An Overview of Ruthenium-Catalyzed Multicomponent Reactions

In multicomponent reactions (MCRs), highly functionalized compounds can be formed through the reaction between three or more reactants in a one-pot manner. These reactions provide products through the utilization of lesser amounts of energy, time, and effort. MCRs also possess advantages like the generation of lesser waste materials. Fewer resources are needed, high convergence etc. In terms of energy economy and atom economy, MCRs are superior to multistep synthesis. A wide range of products can be acquired by combining the reagents in a variety of ways and thus, MCRs became popular in various fields such as catalysis, pharmaceutical chemistry, material science, agrochemistry, fine chemistry and so on. MCRs obey the principles of green chemistry because these approaches are simple and ecofriendly.
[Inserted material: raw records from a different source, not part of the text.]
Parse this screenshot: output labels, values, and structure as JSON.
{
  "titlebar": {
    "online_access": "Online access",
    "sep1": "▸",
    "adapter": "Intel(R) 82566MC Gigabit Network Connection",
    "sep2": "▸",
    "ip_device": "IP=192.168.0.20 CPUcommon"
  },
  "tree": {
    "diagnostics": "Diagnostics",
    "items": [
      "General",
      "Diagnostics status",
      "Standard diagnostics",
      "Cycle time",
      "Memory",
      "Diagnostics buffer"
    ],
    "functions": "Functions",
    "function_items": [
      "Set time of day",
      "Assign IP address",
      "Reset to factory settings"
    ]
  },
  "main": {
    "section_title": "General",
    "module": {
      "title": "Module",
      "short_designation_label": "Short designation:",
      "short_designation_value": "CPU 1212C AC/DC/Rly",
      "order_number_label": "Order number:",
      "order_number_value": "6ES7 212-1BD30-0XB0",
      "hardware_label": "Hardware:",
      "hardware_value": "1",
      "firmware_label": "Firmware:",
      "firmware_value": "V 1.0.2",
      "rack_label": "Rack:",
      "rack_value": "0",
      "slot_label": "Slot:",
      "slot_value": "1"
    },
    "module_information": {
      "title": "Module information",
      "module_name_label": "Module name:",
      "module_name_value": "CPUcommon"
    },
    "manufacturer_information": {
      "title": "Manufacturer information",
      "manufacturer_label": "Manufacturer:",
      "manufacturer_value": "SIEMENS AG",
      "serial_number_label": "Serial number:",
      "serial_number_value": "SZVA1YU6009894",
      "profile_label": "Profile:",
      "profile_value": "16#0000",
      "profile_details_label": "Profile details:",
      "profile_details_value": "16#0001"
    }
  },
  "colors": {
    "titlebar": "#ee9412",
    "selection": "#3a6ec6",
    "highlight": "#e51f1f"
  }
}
MCR is an unrivalled synthetic technique and has been used by chemists at an accelerating rate in recent years. Ruthenium catalysts are cheap in comparison to palladium and rhodium, and generally show high activity. Ru possesses wide-ranging oxidation states due to its 4d75s1 electronic configuration. Numerous organic reactions are catalyzed by ruthenium, which are utilized in forming a wide range of pharmaceuticals and natural products, with biological importance. Minimum amounts of waste materials are formed in most of the ruthenium- catalyzed reactions; hence, ruthenium catalysis paves the way to environmentally benign protocols. Ruthenium chemistry has had a really big impact on organic synthesis in recent years and it is now on par with palladium in terms of relevance. The developments in the field of ruthenium-catalyzed multicomponent reactions are highlighted in this review, covering the literature up to 2021.